Beitragvon Drea1968 » 12.04.2022, 13:09

Hallo!

Habe heute meine Kleine wieder aus dem Winterschlaf geholt. Nach etwas Starthilfe sprang sie auch an. Leider musste ich feststellen, dass der Vergaser oder der Zulauf aus dem Tank undicht ist. Ich kann es nicht genau lokalisieren.
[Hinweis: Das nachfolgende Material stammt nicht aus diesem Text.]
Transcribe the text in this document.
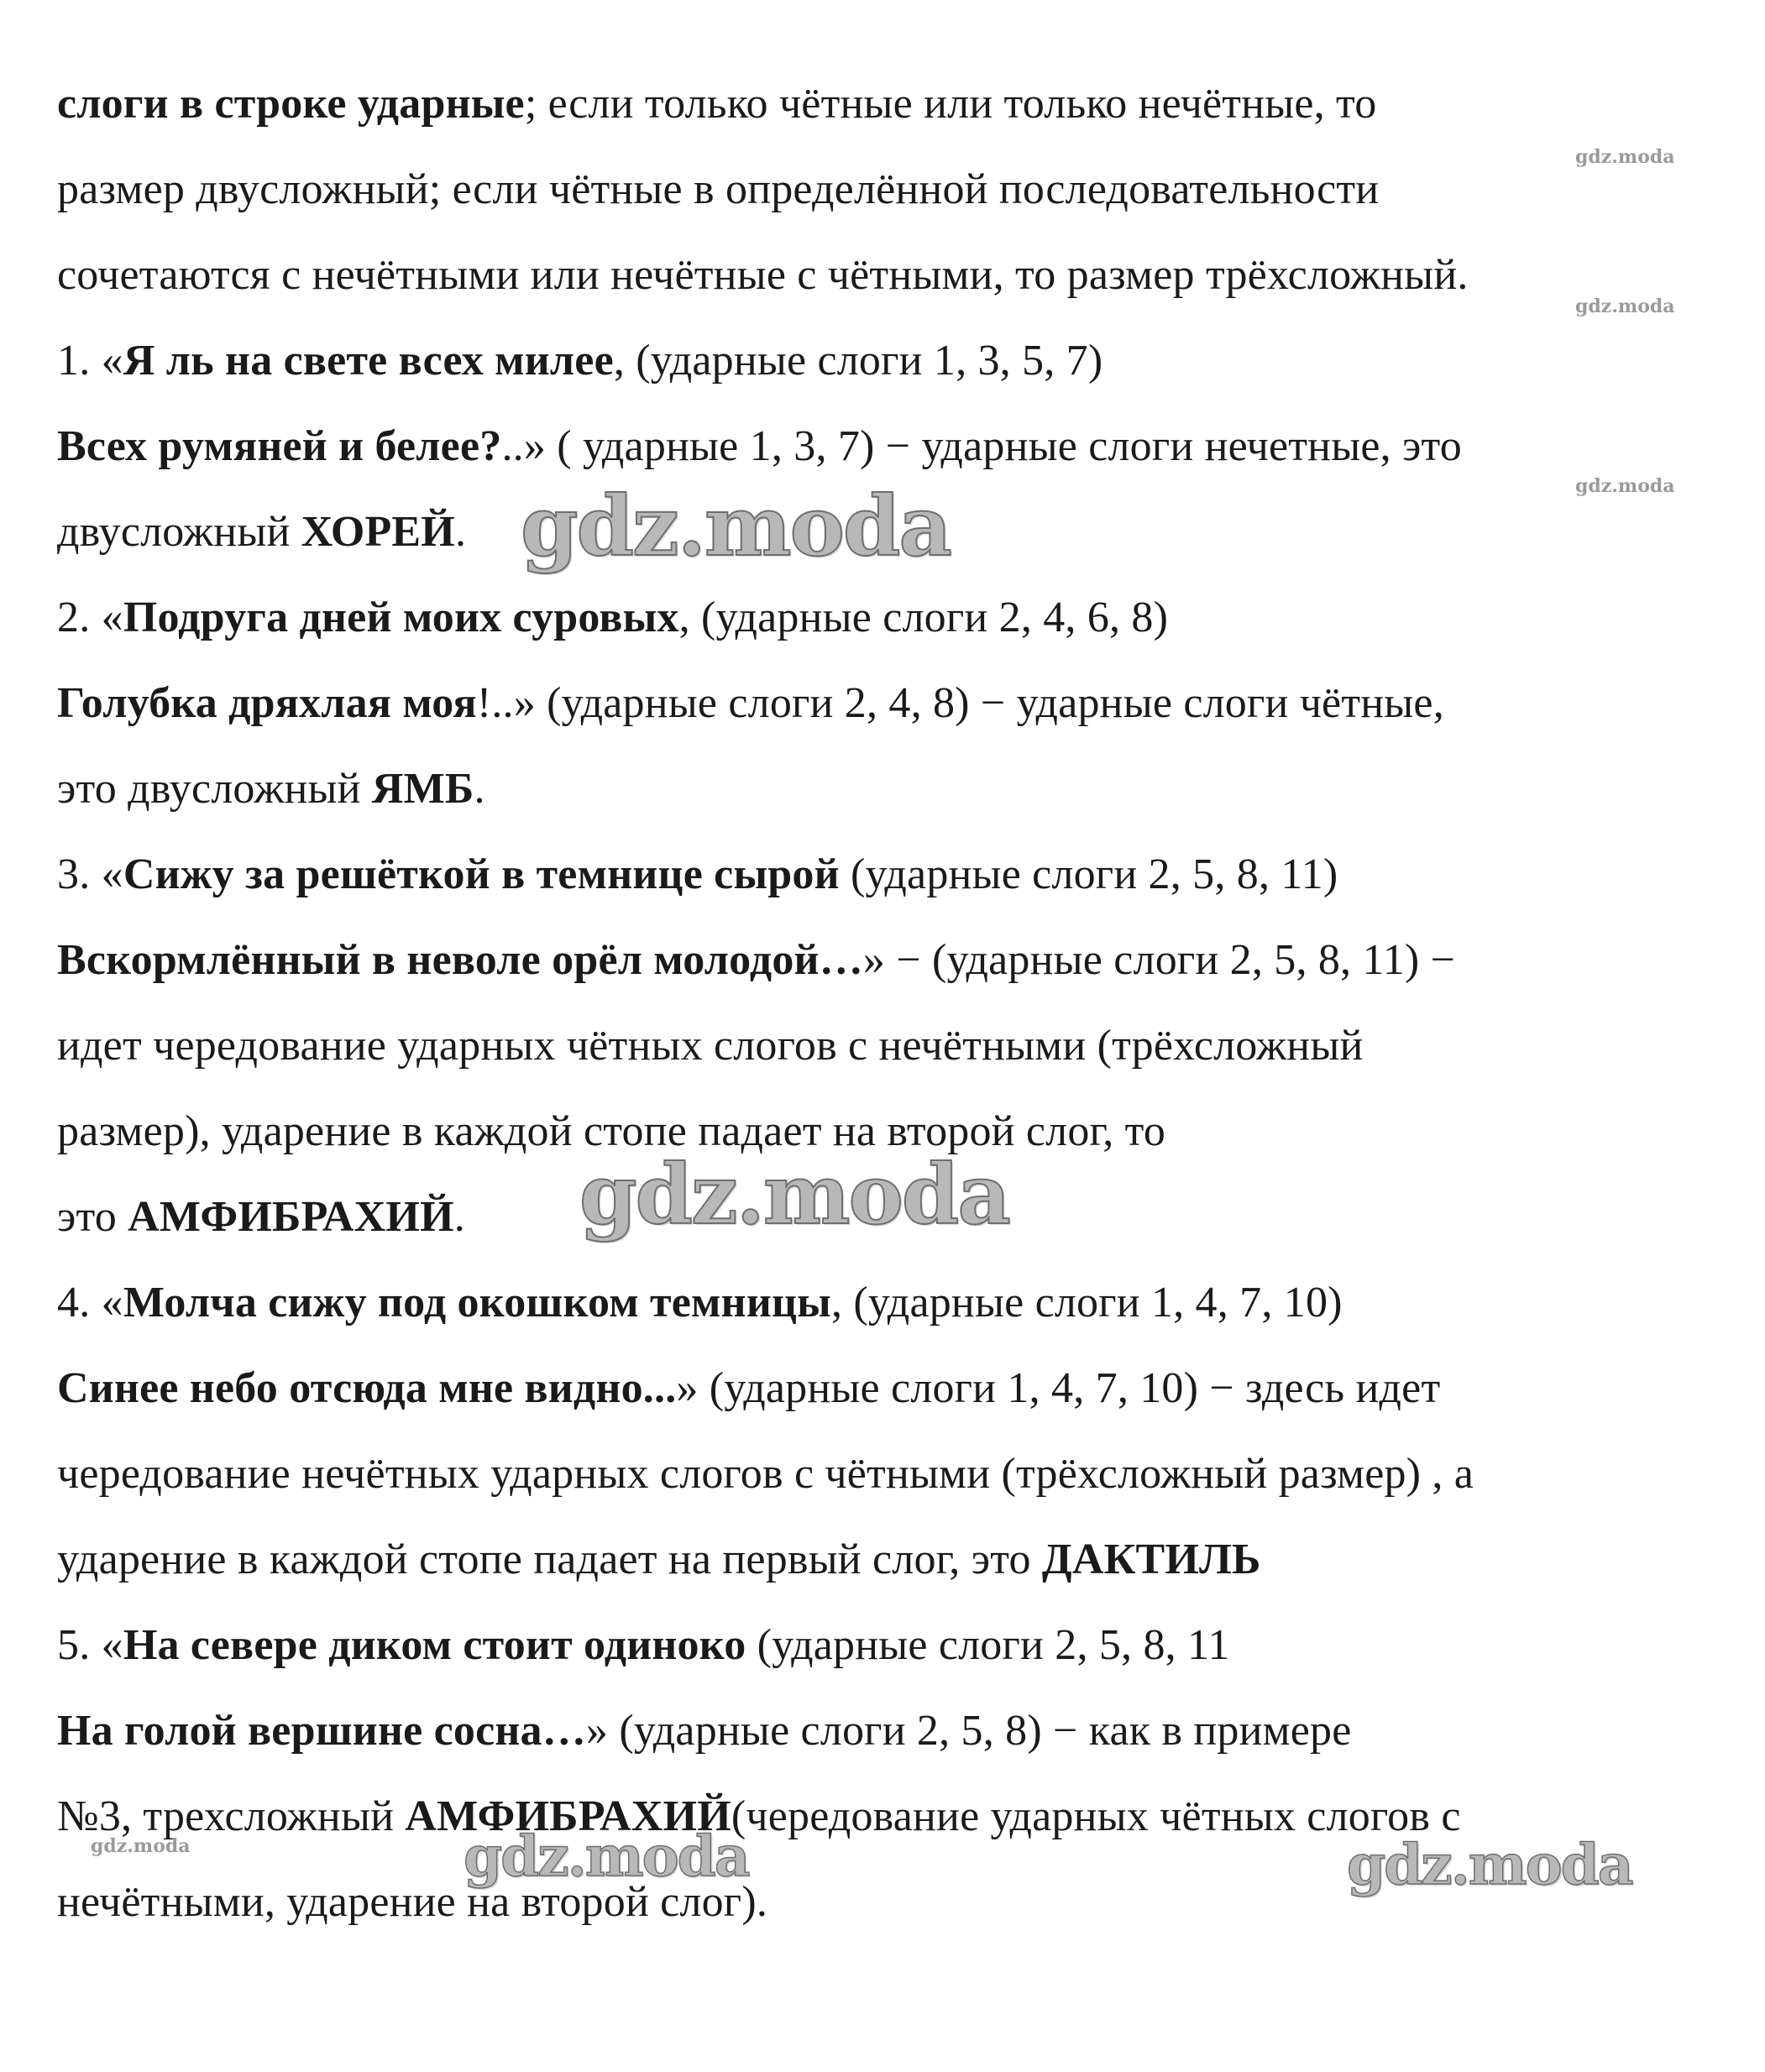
слоги в строке ударные; если только чётные или только нечётные, то
размер двусложный; если чётные в определённой последовательности
сочетаются с нечётными или нечётные с чётными, то размер трёхсложный.
1. «Я ль на свете всех милее, (ударные слоги 1, 3, 5, 7)
Всех румяней и белее?..» ( ударные 1, 3, 7) − ударные слоги нечетные, это
двусложный ХОРЕЙ.
2. «Подруга дней моих суровых, (ударные слоги 2, 4, 6, 8)
Голубка дряхлая моя!..» (ударные слоги 2, 4, 8) − ударные слоги чётные,
это двусложный ЯМБ.
3. «Сижу за решёткой в темнице сырой (ударные слоги 2, 5, 8, 11)
Вскормлённый в неволе орёл молодой…» − (ударные слоги 2, 5, 8, 11) −
идет чередование ударных чётных слогов с нечётными (трёхсложный
размер), ударение в каждой стопе падает на второй слог, то
это АМФИБРАХИЙ.
4. «Молча сижу под окошком темницы, (ударные слоги 1, 4, 7, 10)
Синее небо отсюда мне видно...» (ударные слоги 1, 4, 7, 10) − здесь идет
чередование нечётных ударных слогов с чётными (трёхсложный размер) , а
ударение в каждой стопе падает на первый слог, это ДАКТИЛЬ
5. «На севере диком стоит одиноко (ударные слоги 2, 5, 8, 11
На голой вершине сосна…» (ударные слоги 2, 5, 8) − как в примере
№3, трехсложный АМФИБРАХИЙ(чередование ударных чётных слогов с
нечётными, ударение на второй слог).
gdz.moda
gdz.moda
gdz.moda
gdz.moda
gdz.moda
gdz.moda
gdz.moda	gdz.moda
Hatte den Vergaser zum Einwintern abgelassen ( und die Schrauben auch wieder zugedreht). Das ist das erste Mal seit dem letzten Vergaserausbau (2016), dass es jetzt tropft. :roll:
Habe mal zwei Fotos angehängt, wo man Tropfen sehen kann. Ich habe auch noch den Eindruck, dass es von weiter oben tropft.
Ich werde wahrscheinlich um den Tankabbau und Vergaserausbau nicht herumkommen.
Mir ist nur schleierhaft, wodurch das über den Winter kommen kann. Ungebetener tierischer Besuch?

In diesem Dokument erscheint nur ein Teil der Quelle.